Depois dos 60 anos, não é caminhar nem correr: o exercício ideal para ganhar força e equilíbrio

Sabe aquela sensação de receio antes de subir um lance de escadas ou de se equilibrar numa calçada irregular? É algo muito comum quando vamos somando décadas, e faz-me pensar no quanto o corpo muda sem avisar.

Por que caminhar e correr já não chegam depois dos 60

À medida que a idade avança, o corpo entra numa fase em que a massa muscular diminui naturalmente, a densidade óssea sofre um desgaste e as articulações ficam mais frágeis. Isto não acontece de repente, mas os efeitos são cada vez mais sentidos no dia a dia. Muitas vezes, apostamos em caminhar ou correr para manter a forma, porque são atividades acessíveis e familiares. No entanto, só apostar nelas pode não ser suficiente para proteger a nossa autonomia e evitar as quedas que podem prejudicar seriamente a qualidade de vida.

Também uma amiga minha, que adora um passeio matinal no Parque das Nações, contou-me como, apesar de andar bastante, começou a sentir instabilidade ao caminhar em terrenos irregulares. A explicação para isto reside no facto de que caminhar não trabalha especificamente a força muscular nem o equilíbrio, ambos cruciais para manter a segurança e liberdade no corpo após os 60 anos.

O papel transformador do treino de força e do Pilates

Percebi que o segredo está na diversidade dos exercícios, e aqui o treino de força e o Pilates aparecem com uma importância fundamental. O treino de força, que inclui desde musculação com pesos leves até o uso de faixas elásticas, combate diretamente a sarcopenia — aquela perda gradual de músculo que começa a ser sentida logo depois dos 30 anos e se acentua com o passar das décadas.

Já o Pilates, tão querido por muitas mulheres da minha roda, é excelente para fortalecer o “core”, aquele centro do corpo que inclui o abdómen e as costas. Este fortalecimento não só melhora a postura como também aumenta a flexibilidade e a coordenação, ajudando o corpo a reagir melhor ao desequilíbrio e a facilitar movimentos do dia a dia — como apanhar algo do chão ou levantar-se de uma cadeira.

O educador físico Cacá Ferreira costumava dizer numa aula que estas práticas, quando combinadas, criam um verdadeiro escudo para o envelhecimento — trazem consciência corporal, força e mobilidade em conjunto. Ele sublinhava que não existe um exercício único para a longevidade, mas sim a união de várias abordagens.

Benefícios que vão muito além do físico

Não pensemos que estes hábitos são só para o corpo.

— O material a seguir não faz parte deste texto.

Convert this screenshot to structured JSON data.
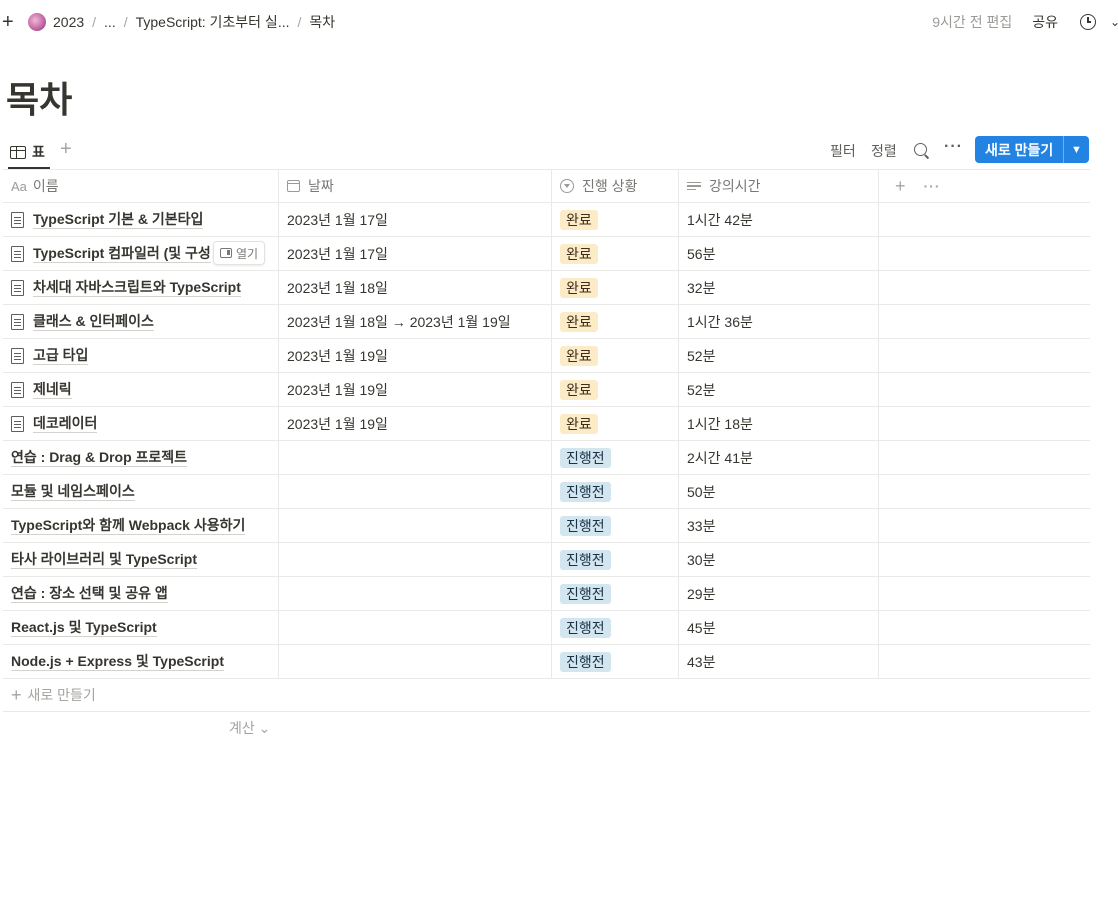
{
  "topbar": {
    "breadcrumbs": [
      "2023",
      "...",
      "TypeScript: 기초부터 실...",
      "목차"
    ],
    "edited": "9시간 전 편집",
    "share": "공유"
  },
  "page": {
    "title": "목차"
  },
  "view": {
    "tab_label": "표",
    "filter": "필터",
    "sort": "정렬",
    "new_button": "새로 만들기"
  },
  "table": {
    "columns": [
      {
        "label": "이름",
        "prefix": "Aa"
      },
      {
        "label": "날짜"
      },
      {
        "label": "진행 상황"
      },
      {
        "label": "강의시간"
      }
    ],
    "open_label": "열기",
    "rows": [
      {
        "name": "TypeScript 기본 & 기본타입",
        "date": "2023년 1월 17일",
        "status": "완료",
        "time": "1시간 42분"
      },
      {
        "name": "TypeScript 컴파일러 (및 구성",
        "date": "2023년 1월 17일",
        "status": "완료",
        "time": "56분"
      },
      {
        "name": "차세대 자바스크립트와 TypeScript",
        "date": "2023년 1월 18일",
        "status": "완료",
        "time": "32분"
      },
      {
        "name": "클래스 & 인터페이스",
        "date": "2023년 1월 18일 → 2023년 1월 19일",
        "status": "완료",
        "time": "1시간 36분"
      },
      {
        "name": "고급 타입",
        "date": "2023년 1월 19일",
        "status": "완료",
        "time": "52분"
      },
      {
        "name": "제네릭",
        "date": "2023년 1월 19일",
        "status": "완료",
        "time": "52분"
      },
      {
        "name": "데코레이터",
        "date": "2023년 1월 19일",
        "status": "완료",
        "time": "1시간 18분"
      },
      {
        "name": "연습 : Drag & Drop 프로젝트",
        "date": "",
        "status": "진행전",
        "time": "2시간 41분"
      },
      {
        "name": "모듈 및 네임스페이스",
        "date": "",
        "status": "진행전",
        "time": "50분"
      },
      {
        "name": "TypeScript와 함께 Webpack 사용하기",
        "date": "",
        "status": "진행전",
        "time": "33분"
      },
      {
        "name": "타사 라이브러리 및 TypeScript",
        "date": "",
        "status": "진행전",
        "time": "30분"
      },
      {
        "name": "연습 : 장소 선택 및 공유 앱",
        "date": "",
        "status": "진행전",
        "time": "29분"
      },
      {
        "name": "React.js 및 TypeScript",
        "date": "",
        "status": "진행전",
        "time": "45분"
      },
      {
        "name": "Node.js + Express 및 TypeScript",
        "date": "",
        "status": "진행전",
        "time": "43분"
      }
    ],
    "add_row": "새로 만들기",
    "calculate": "계산"
  },
  "colors": {
    "accent": "#2383e2",
    "tag_done_bg": "#fbecc7",
    "tag_todo_bg": "#d3e5ef"
  }
}
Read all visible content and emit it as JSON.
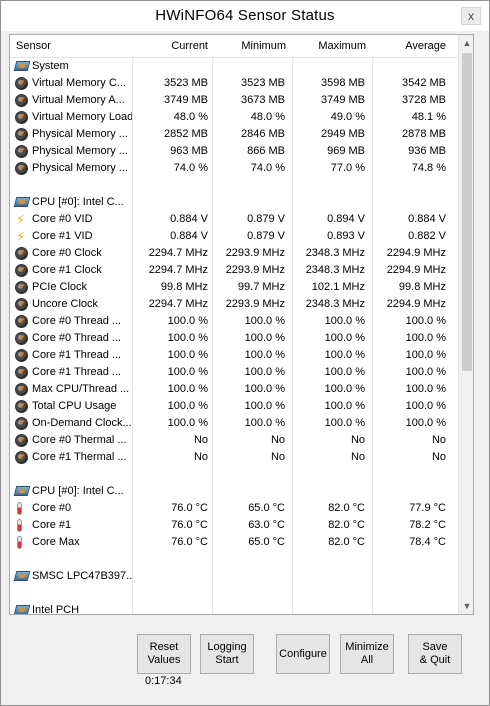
{
  "window": {
    "title": "HWiNFO64 Sensor Status",
    "close_label": "x"
  },
  "table": {
    "headers": {
      "sensor": "Sensor",
      "current": "Current",
      "minimum": "Minimum",
      "maximum": "Maximum",
      "average": "Average"
    },
    "rows": [
      {
        "type": "group",
        "icon": "chip-icon",
        "name": "System"
      },
      {
        "type": "sensor",
        "icon": "gauge-icon",
        "name": "Virtual Memory C...",
        "current": "3523 MB",
        "minimum": "3523 MB",
        "maximum": "3598 MB",
        "average": "3542 MB"
      },
      {
        "type": "sensor",
        "icon": "gauge-icon",
        "name": "Virtual Memory A...",
        "current": "3749 MB",
        "minimum": "3673 MB",
        "maximum": "3749 MB",
        "average": "3728 MB"
      },
      {
        "type": "sensor",
        "icon": "gauge-icon",
        "name": "Virtual Memory Load",
        "current": "48.0 %",
        "minimum": "48.0 %",
        "maximum": "49.0 %",
        "average": "48.1 %"
      },
      {
        "type": "sensor",
        "icon": "gauge-icon",
        "name": "Physical Memory ...",
        "current": "2852 MB",
        "minimum": "2846 MB",
        "maximum": "2949 MB",
        "average": "2878 MB"
      },
      {
        "type": "sensor",
        "icon": "gauge-icon",
        "name": "Physical Memory ...",
        "current": "963 MB",
        "minimum": "866 MB",
        "maximum": "969 MB",
        "average": "936 MB"
      },
      {
        "type": "sensor",
        "icon": "gauge-icon",
        "name": "Physical Memory ...",
        "current": "74.0 %",
        "minimum": "74.0 %",
        "maximum": "77.0 %",
        "average": "74.8 %"
      },
      {
        "type": "blank"
      },
      {
        "type": "group",
        "icon": "chip-icon",
        "name": "CPU [#0]: Intel C..."
      },
      {
        "type": "sensor",
        "icon": "bolt-icon",
        "name": "Core #0 VID",
        "current": "0.884 V",
        "minimum": "0.879 V",
        "maximum": "0.894 V",
        "average": "0.884 V"
      },
      {
        "type": "sensor",
        "icon": "bolt-icon",
        "name": "Core #1 VID",
        "current": "0.884 V",
        "minimum": "0.879 V",
        "maximum": "0.893 V",
        "average": "0.882 V"
      },
      {
        "type": "sensor",
        "icon": "gauge-icon",
        "name": "Core #0 Clock",
        "current": "2294.7 MHz",
        "minimum": "2293.9 MHz",
        "maximum": "2348.3 MHz",
        "average": "2294.9 MHz"
      },
      {
        "type": "sensor",
        "icon": "gauge-icon",
        "name": "Core #1 Clock",
        "current": "2294.7 MHz",
        "minimum": "2293.9 MHz",
        "maximum": "2348.3 MHz",
        "average": "2294.9 MHz"
      },
      {
        "type": "sensor",
        "icon": "gauge-icon",
        "name": "PCIe Clock",
        "current": "99.8 MHz",
        "minimum": "99.7 MHz",
        "maximum": "102.1 MHz",
        "average": "99.8 MHz"
      },
      {
        "type": "sensor",
        "icon": "gauge-icon",
        "name": "Uncore Clock",
        "current": "2294.7 MHz",
        "minimum": "2293.9 MHz",
        "maximum": "2348.3 MHz",
        "average": "2294.9 MHz"
      },
      {
        "type": "sensor",
        "icon": "gauge-icon",
        "name": "Core #0 Thread ...",
        "current": "100.0 %",
        "minimum": "100.0 %",
        "maximum": "100.0 %",
        "average": "100.0 %"
      },
      {
        "type": "sensor",
        "icon": "gauge-icon",
        "name": "Core #0 Thread ...",
        "current": "100.0 %",
        "minimum": "100.0 %",
        "maximum": "100.0 %",
        "average": "100.0 %"
      },
      {
        "type": "sensor",
        "icon": "gauge-icon",
        "name": "Core #1 Thread ...",
        "current": "100.0 %",
        "minimum": "100.0 %",
        "maximum": "100.0 %",
        "average": "100.0 %"
      },
      {
        "type": "sensor",
        "icon": "gauge-icon",
        "name": "Core #1 Thread ...",
        "current": "100.0 %",
        "minimum": "100.0 %",
        "maximum": "100.0 %",
        "average": "100.0 %"
      },
      {
        "type": "sensor",
        "icon": "gauge-icon",
        "name": "Max CPU/Thread ...",
        "current": "100.0 %",
        "minimum": "100.0 %",
        "maximum": "100.0 %",
        "average": "100.0 %"
      },
      {
        "type": "sensor",
        "icon": "gauge-icon",
        "name": "Total CPU Usage",
        "current": "100.0 %",
        "minimum": "100.0 %",
        "maximum": "100.0 %",
        "average": "100.0 %"
      },
      {
        "type": "sensor",
        "icon": "gauge-icon",
        "name": "On-Demand Clock...",
        "current": "100.0 %",
        "minimum": "100.0 %",
        "maximum": "100.0 %",
        "average": "100.0 %"
      },
      {
        "type": "sensor",
        "icon": "gauge-icon",
        "name": "Core #0 Thermal ...",
        "current": "No",
        "minimum": "No",
        "maximum": "No",
        "average": "No"
      },
      {
        "type": "sensor",
        "icon": "gauge-icon",
        "name": "Core #1 Thermal ...",
        "current": "No",
        "minimum": "No",
        "maximum": "No",
        "average": "No"
      },
      {
        "type": "blank"
      },
      {
        "type": "group",
        "icon": "chip-icon",
        "name": "CPU [#0]: Intel C..."
      },
      {
        "type": "sensor",
        "icon": "thermometer-icon",
        "name": "Core #0",
        "current": "76.0 °C",
        "minimum": "65.0 °C",
        "maximum": "82.0 °C",
        "average": "77.9 °C"
      },
      {
        "type": "sensor",
        "icon": "thermometer-icon",
        "name": "Core #1",
        "current": "76.0 °C",
        "minimum": "63.0 °C",
        "maximum": "82.0 °C",
        "average": "78.2 °C"
      },
      {
        "type": "sensor",
        "icon": "thermometer-icon",
        "name": "Core Max",
        "current": "76.0 °C",
        "minimum": "65.0 °C",
        "maximum": "82.0 °C",
        "average": "78.4 °C"
      },
      {
        "type": "blank"
      },
      {
        "type": "group",
        "icon": "chip-icon",
        "name": "SMSC LPC47B397..."
      },
      {
        "type": "blank"
      },
      {
        "type": "group",
        "icon": "chip-icon",
        "name": "Intel PCH"
      }
    ]
  },
  "buttons": [
    {
      "id": "reset-values-button",
      "line1": "Reset",
      "line2": "Values"
    },
    {
      "id": "logging-start-button",
      "line1": "Logging",
      "line2": "Start"
    },
    {
      "id": "configure-button",
      "line1": "Configure",
      "line2": ""
    },
    {
      "id": "minimize-all-button",
      "line1": "Minimize",
      "line2": "All"
    },
    {
      "id": "save-quit-button",
      "line1": "Save",
      "line2": "& Quit"
    }
  ],
  "timer": "0:17:34",
  "colors": {
    "window_bg": "#f0f0f0",
    "table_bg": "#ffffff",
    "button_bg": "#e5e5e5"
  }
}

O impacto do exercício regular no humor e na saúde mental é algo que se sente na pele. Uma amiga, que sempre teve uma rotina de treino adaptada às suas limitações, dizia-me que os dias em que não se exercitava eram de alguma tristeza e ansiedade. O movimento ajuda a estimular a produção de hormonas que melhoram o humor e combatem a ansiedade, além de favorecer um sono mais tranquilo.

O treino também promove a socialização, especialmente em grupos de Pilates ou nas aulas de musculação, ambientes onde a conversa e o riso quase se tornam parte do exercício. Tudo isto contribui para quebrar o isolamento, tão comum quando envelhecemos.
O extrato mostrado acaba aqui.